The key elements of a truly forward-looking strategy are complex in the longer term, but not necessarily in this government term.

In the longer term, there is a need to bridge the divide between east and west, perhaps, for example, by a quid pro quo over language: Russian could at some point become the second state language, but on the proviso that the Russophone east demonstrates that it also accepts that Ukrainian is a state language by actually teaching Ukrainian in its classes and airing more broadcasts in Ukrainian.

But that is a longer-term issue, for another government. The strategy for the term of this government should be to take measures that might emulate the new election commissions, by bringing institutional change. The first-phase changes should particularly aim to give ordinary Ukrainians a "democracy dividend" – in the form of a greater sense of security, freedom, empowerment, and better services – by focusing, for example, on reforming the judiciary, freeing up small business, and improving local government.

And the basic content of those changes is clear: if the Orange revolutionaries want to lead Ukraine into the EU, they should push Ukraine's claim for membership by voluntarily embarking on doing what the EU's new member-states did, which is to bring thousands of pages of EU laws onto their statute books and to reform the country's institutions accordingly. Those laws may of course need some adjustment to reflect the specifics of Ukraine's situation here and now, but the government must quickly demonstrate that it is "European" in action as well as in words and by right.

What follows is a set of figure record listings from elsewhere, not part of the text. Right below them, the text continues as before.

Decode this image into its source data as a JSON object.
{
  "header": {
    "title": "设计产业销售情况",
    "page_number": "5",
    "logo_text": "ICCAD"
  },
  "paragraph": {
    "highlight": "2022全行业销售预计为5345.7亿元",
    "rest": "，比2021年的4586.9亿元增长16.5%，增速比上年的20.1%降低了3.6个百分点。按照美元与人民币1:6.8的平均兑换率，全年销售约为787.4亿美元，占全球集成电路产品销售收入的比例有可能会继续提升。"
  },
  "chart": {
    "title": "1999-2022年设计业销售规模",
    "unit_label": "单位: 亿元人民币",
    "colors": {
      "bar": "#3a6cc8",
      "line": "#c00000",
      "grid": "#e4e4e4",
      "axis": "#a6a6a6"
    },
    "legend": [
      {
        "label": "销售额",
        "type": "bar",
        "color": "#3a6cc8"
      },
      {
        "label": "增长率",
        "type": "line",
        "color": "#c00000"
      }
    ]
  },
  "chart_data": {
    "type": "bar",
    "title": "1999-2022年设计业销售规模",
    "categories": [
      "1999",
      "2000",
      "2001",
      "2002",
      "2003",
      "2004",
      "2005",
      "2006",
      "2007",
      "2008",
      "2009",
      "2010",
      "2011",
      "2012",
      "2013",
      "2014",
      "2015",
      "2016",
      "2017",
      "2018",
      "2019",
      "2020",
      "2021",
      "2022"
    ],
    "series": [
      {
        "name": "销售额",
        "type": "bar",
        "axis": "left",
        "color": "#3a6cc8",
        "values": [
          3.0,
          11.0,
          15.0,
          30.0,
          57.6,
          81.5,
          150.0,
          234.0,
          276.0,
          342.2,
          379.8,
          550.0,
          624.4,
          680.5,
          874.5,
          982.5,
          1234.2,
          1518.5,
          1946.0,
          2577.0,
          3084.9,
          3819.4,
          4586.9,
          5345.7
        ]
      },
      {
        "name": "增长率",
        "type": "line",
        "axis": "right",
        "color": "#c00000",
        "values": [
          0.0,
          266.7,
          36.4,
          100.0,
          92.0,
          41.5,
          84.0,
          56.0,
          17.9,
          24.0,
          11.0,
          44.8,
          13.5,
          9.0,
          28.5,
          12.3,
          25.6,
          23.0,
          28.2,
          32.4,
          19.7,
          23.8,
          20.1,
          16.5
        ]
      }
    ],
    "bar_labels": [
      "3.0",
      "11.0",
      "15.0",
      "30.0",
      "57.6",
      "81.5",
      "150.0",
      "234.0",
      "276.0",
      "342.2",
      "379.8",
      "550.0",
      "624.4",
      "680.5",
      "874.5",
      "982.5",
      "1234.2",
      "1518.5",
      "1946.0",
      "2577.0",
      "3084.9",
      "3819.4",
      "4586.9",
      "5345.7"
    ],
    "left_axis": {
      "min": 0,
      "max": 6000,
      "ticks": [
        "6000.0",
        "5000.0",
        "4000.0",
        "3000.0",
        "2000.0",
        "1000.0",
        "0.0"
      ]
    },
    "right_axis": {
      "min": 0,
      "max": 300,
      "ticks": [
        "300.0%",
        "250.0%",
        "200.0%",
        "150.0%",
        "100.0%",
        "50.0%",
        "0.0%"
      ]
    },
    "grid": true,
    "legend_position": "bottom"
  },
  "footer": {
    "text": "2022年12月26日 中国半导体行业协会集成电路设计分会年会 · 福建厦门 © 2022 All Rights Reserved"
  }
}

And it needs so do that if it is to keep the EU's attention. It may all too easily lose that attention. EU leaders have, for instance, been frustratingly muted in their applause for Ukraine's elections (when they have made any comments), another sign perhaps that a hobbling Europe is not over-enthused about Ukraine joining it.


But the Ukrainian government also needs to find ways – at home as well as in Europe – of maintaining some of the momentum left from the revolution. "Solidarism" will not go far. "Europe" too has its limitations as a rallying cry: "Europe" is not an idea that is particularly easy to associate with; it can empty political discussion of much of its content (as it did in Central Europe), and nor does it particularly excite ordinary people.

And, of course, there is the problem that in the east it is not a selling point, but rather a rallying point of resistance – and that Europe is less enthusiastic about enlargement than it should be.

Ukraine somehow needs to bridge the gap between its two halves and the gap between itself and Europe. To bridge the gap, it needs not just a different leader in the east, but also a new discussion about nationality. And, to bridge the gap with Europe, it would be good to burnish its national image. It needs to find something somewhat more inspiring and impressive than the Eurovision song contest was in 2005.

What might prompt discussion about nationality, nurture pride across the regions, encourage some serious mobilization of national resources, convince the oligarchs to plow more money back into their communities, create a buzz in Europe, slowly begin to change international attitudes, draw attention to Ukraine's many virtues and to the achievements it will notch up in the years ahead? In June and July, we will all learn once again how much the hearts and minds of much of the world's population are dominated by one thing.

If Ukraine wants to create a useful buzz, now is the time to float the idea. What about a Ukrainian bid for the World Cup in, say, 2018 followed by another – more promising – bid for 2026?